Shows that psychoactive drug use (initial & chronic) decrease vital functioning of the
brain neocortex impairing reason and thinking key to maintaining compulsive use.
Compulsive Behaviors
Compulsive behaviors (gambling, sexual activity, & eating disorders) also accelerate,
supplant, or even cause compulsive drug use. Gambling causes the brain to be rewired,
particularly the reward/pleasure center.
These compulsions are actual dysfunctions of brain chemistry.
These compulsions are different from obsessive-compulsive disorder (OCD) which has
been shown to occur along a different brain and neurotransmitter pathway. These
compulsions associated with a pleasurable experience whereas OCD actions are not.
ALCOHOLIC MICE & SOBER MICE
Two generic strains of mice developed to help understand alcoholism;
One loved alcohol, when given a choice between water and 70% concentration of alcohol
they would choose the alcohol..
Other hated alcohol, when given a choice between water and even 2% concentration
alcohol they would choose the water.
EXPERIMENT
Injected alcohol-hating mice with high levels of alcohol = to heavy drinker. Within a few
weeks if mice weren’t stopped they would drink themselves to death.
EXPERIMENT
Subjected alcohol hating mice to stress, within a few weeks mice came to prefer higher
and higher concentrations of alcohol. (Stress + exposure)
EXPERIMENT
Restricted diet of alcohol-hating mice of vitamin B and some essential proteins, after
several months there was an increased alcohol use.
EXPERIMENT
Alcohol loving mice given alcohol drank themselves to death, even when given electrical
shocks aimed at preventing drinking, even when shocks came close to being fatal.
EXPERIMENT
When forced drinking, stress induced, and nutritional restricted alcohol-hating mice were
taken off alcohol they did not return to their non-drinking self. They had been
transformed into alcohol loving mice.
When the brains of these mice were examined, all had similar brain cell changes and
neurotransmitter imbalances that made them prefer alcohol.
Compulsion Curve
Human beings are more complex, it usually takes a combination of heredity,
environment, and psychoactive drugs use to increase compulsive use. If heredity is low
then the other two needs to be higher, if heredity and environment is low then more drug
use or more potent drugs are needed to result in compulsive use.

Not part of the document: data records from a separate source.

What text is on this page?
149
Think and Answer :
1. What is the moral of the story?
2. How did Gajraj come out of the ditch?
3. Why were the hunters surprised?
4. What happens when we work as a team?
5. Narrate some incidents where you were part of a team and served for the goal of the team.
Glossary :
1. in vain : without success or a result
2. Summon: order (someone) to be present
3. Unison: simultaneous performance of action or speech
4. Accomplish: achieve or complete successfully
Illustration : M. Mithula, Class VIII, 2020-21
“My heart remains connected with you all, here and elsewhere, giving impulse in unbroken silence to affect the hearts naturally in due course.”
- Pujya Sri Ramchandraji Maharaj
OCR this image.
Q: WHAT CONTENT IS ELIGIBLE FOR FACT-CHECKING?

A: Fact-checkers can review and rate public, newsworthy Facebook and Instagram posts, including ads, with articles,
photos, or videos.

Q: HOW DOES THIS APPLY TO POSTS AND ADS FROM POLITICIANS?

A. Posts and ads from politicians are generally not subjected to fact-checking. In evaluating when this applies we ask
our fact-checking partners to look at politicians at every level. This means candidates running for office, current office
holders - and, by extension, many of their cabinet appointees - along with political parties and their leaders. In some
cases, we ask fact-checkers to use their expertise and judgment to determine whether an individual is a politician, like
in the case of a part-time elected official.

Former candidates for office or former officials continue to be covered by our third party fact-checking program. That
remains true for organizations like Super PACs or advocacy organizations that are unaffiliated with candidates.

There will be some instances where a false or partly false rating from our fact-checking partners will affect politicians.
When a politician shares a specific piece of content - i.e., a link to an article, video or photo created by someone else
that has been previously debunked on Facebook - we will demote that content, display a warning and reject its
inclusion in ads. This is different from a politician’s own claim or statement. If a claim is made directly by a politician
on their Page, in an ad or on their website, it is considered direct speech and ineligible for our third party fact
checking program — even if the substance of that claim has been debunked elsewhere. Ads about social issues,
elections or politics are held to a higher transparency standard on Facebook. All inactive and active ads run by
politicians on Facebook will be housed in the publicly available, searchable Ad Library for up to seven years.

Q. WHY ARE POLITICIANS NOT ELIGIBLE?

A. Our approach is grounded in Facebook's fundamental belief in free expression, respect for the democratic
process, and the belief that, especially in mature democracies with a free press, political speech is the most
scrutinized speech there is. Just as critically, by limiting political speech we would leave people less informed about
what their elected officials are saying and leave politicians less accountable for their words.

Drugs & routes of entry that push the hardest & quickest towards addiction
smoking tobacco
smoking “crack” cocaine
smoking or injecting heroin
injecting methamphetamines
snorting cocaine
ingesting opioid painkillers
ingesting methamphetamines
ingesting sedative hypnotics
drinking alcohol
smoking marijuana
ingesting PCP
ingesting caffeine
ingesting MDMA
ingesting LSD
ingesting peyote
When people stop using drugs or stop compulsive behaviors they drop below critical
susceptibility but not back to the level they were before they started. This is because they
have permanently altered their brain chemistry making them forever liable to redevelop
uncontrolled use or behavior quicker than before.
IMPLICATION
The recovering person can’t control the heredity and they can’t control their drug use
when using and they can’t control their altered brain chemistry, so they need to control
their stress and environment in order to reduce their susceptibility.